Das erste Gefühl danach war Befreiung, obwohl Anna sich körperlich noch von der OP erholen musste. Wichtig war für sie aber vor allem die Trauerphase, die neben der Erleichterung kam. Sie habe ein Abschiedsritual gemacht, eine Kerze angezündet und einen Brief geschrieben. „Es wird ja doch mein erstes potentielles Kind bleiben, auch wenn es nie geboren wurde. Für mich war es heilsam, das anzuerkennen und mir selbst den Raum für Gefühle zu geben, erleichtert und zugleich traurig zu sein“, sagt Anna. Etwas später habe es auch immer wieder Momente gegeben, in denen sie die Entscheidung hinterfragt habe und die Gründe abhandengekommen seien. „Dann konnte ich mir aber immer wieder ins Bewusstsein rufen, dass es die Situation war und es gute Gründe dafür gab. Denn ich glaube, es gibt da kein Richtig oder Falsch bei der Entscheidung.“ Die genauen Gründe wollte sie dabei für sich behalten.
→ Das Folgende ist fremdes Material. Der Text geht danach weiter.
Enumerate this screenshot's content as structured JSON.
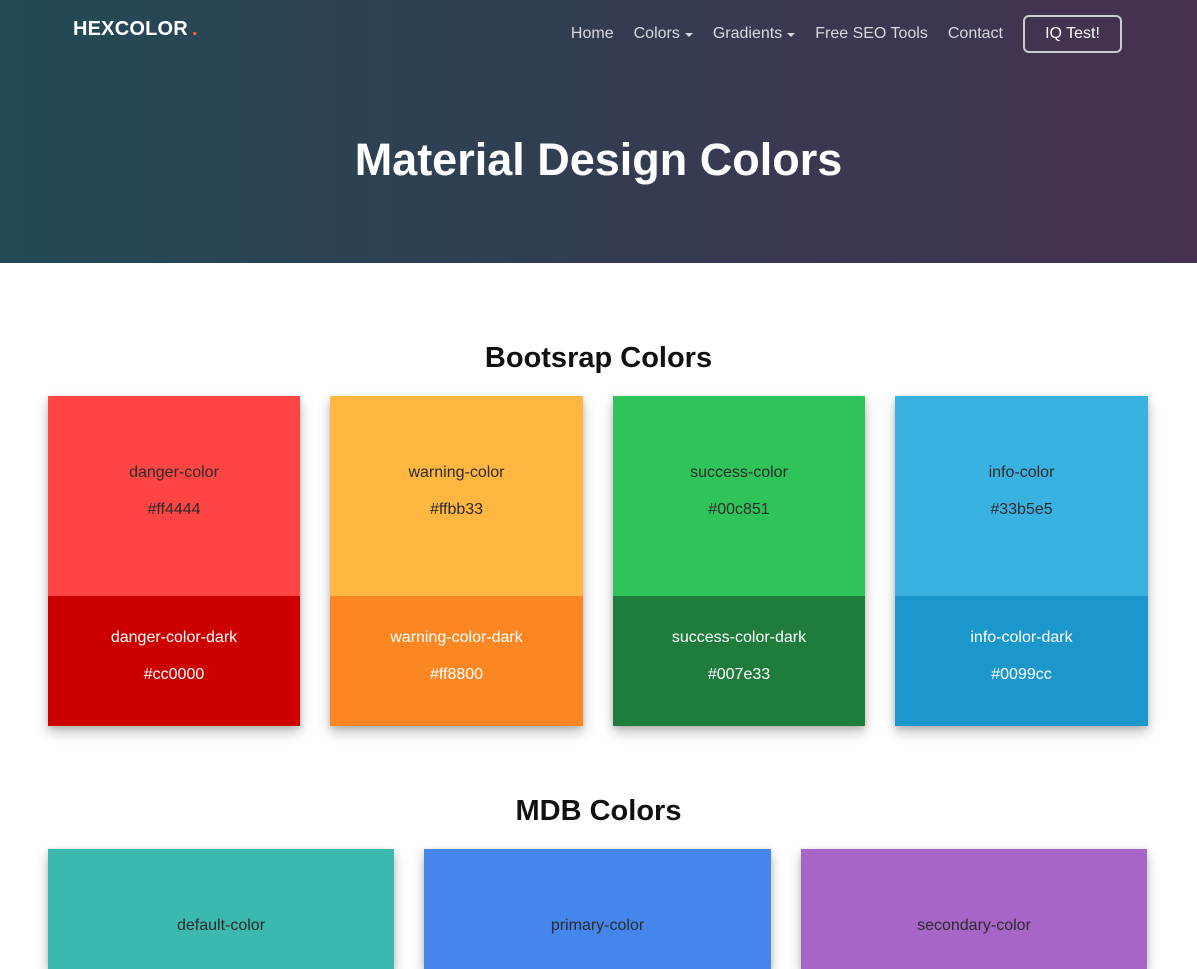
{
  "header": {
    "brand": "HEXCOLOR",
    "brand_dot": ".",
    "nav": [
      {
        "label": "Home",
        "dropdown": false
      },
      {
        "label": "Colors",
        "dropdown": true
      },
      {
        "label": "Gradients",
        "dropdown": true
      },
      {
        "label": "Free SEO Tools",
        "dropdown": false
      },
      {
        "label": "Contact",
        "dropdown": false
      }
    ],
    "cta": "IQ Test!",
    "title": "Material Design Colors"
  },
  "bootstrap": {
    "title": "Bootsrap Colors",
    "cards": [
      {
        "name": "danger-color",
        "hex": "#ff4444",
        "dark_name": "danger-color-dark",
        "dark_hex": "#cc0000",
        "color": "#ff4444",
        "dark_color": "#cc0000"
      },
      {
        "name": "warning-color",
        "hex": "#ffbb33",
        "dark_name": "warning-color-dark",
        "dark_hex": "#ff8800",
        "color": "#ffb742",
        "dark_color": "#fc8622"
      },
      {
        "name": "success-color",
        "hex": "#00c851",
        "dark_name": "success-color-dark",
        "dark_hex": "#007e33",
        "color": "#2fc45a",
        "dark_color": "#1e7d3d"
      },
      {
        "name": "info-color",
        "hex": "#33b5e5",
        "dark_name": "info-color-dark",
        "dark_hex": "#0099cc",
        "color": "#3ab2e1",
        "dark_color": "#1b97cc"
      }
    ]
  },
  "mdb": {
    "title": "MDB Colors",
    "cards": [
      {
        "name": "default-color",
        "color": "#3bb9ae"
      },
      {
        "name": "primary-color",
        "color": "#4586ec"
      },
      {
        "name": "secondary-color",
        "color": "#a765c8"
      }
    ]
  }
}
Nach dem Schwangerschaftsabbruch ist auch der Wunsch entstanden, mit Frauen darüber zu sprechen, die Ähnliches erlebt haben. Denn das sei für sie noch etwas anderes als ein Gespräch mit Freunden. Auch gesellschaftlich gesehen wünscht Anna sich einen offeneren Umgang mit dem Thema: „Abtreibung gilt immer noch als strafbar, das kann ein schlechtes Gewissen und ein noch schlechteres Bild auf die Entscheidung verursachen.“
Gemeldet haben sich auf den Aushang bisher fünf Studentinnen, sodass bereits ein erstes Treffen stattfinden konnte. „Wir waren zu dritt, es war sehr gemütlich! Wir saßen in ungezwungener Atmosphäre auf dem Boden, haben Tee getrunken und uns ausgetauscht“, erzählt Anna. Zuerst habe jede Frau ihre persönliche Geschichte erzählt, dann kam das Thema Trigger auf, die bei allen Frauen sehr ähnlich waren. Ein Trigger, der Erinnerungen auslöst, sei zum Beispiel, wenn man junge Mütter mit Kind sehe. „Bei einem medikamentösen Schwangerschaftsabbruch blutet man viel, das hat mich am Anfang bei meiner Periode immer sehr daran erinnert“, berichtet Anna von ihren eigenen Erfahrungen. Wie genau die Gesprächsgruppe aussehen würde, hatte sie vorher nicht sagen können: „Ich dachte, dass vielleicht auch Frauen kommen, die einen One-Night-Stand hatten und ungewollt schwanger geworden sind. Aber tatsächlich waren wir alle drei in einer Beziehung.“
Vorerst haben die Frauen jedenfalls beschlossen, sich einmal im Monat zu treffen, da das Erlebte noch für keine von ihnen abgeschlossen sei. Dafür soll die Gesprächsgruppe weitläufiger gemacht und auch ältere sowie nichtstudentische Frauen erreicht werden, die eine Abtreibung hinter sich haben und das Gespräch suchen. „Da tut es gut, mit Frauen darüber zu sprechen, die das auch erfahren haben“, betont Anna.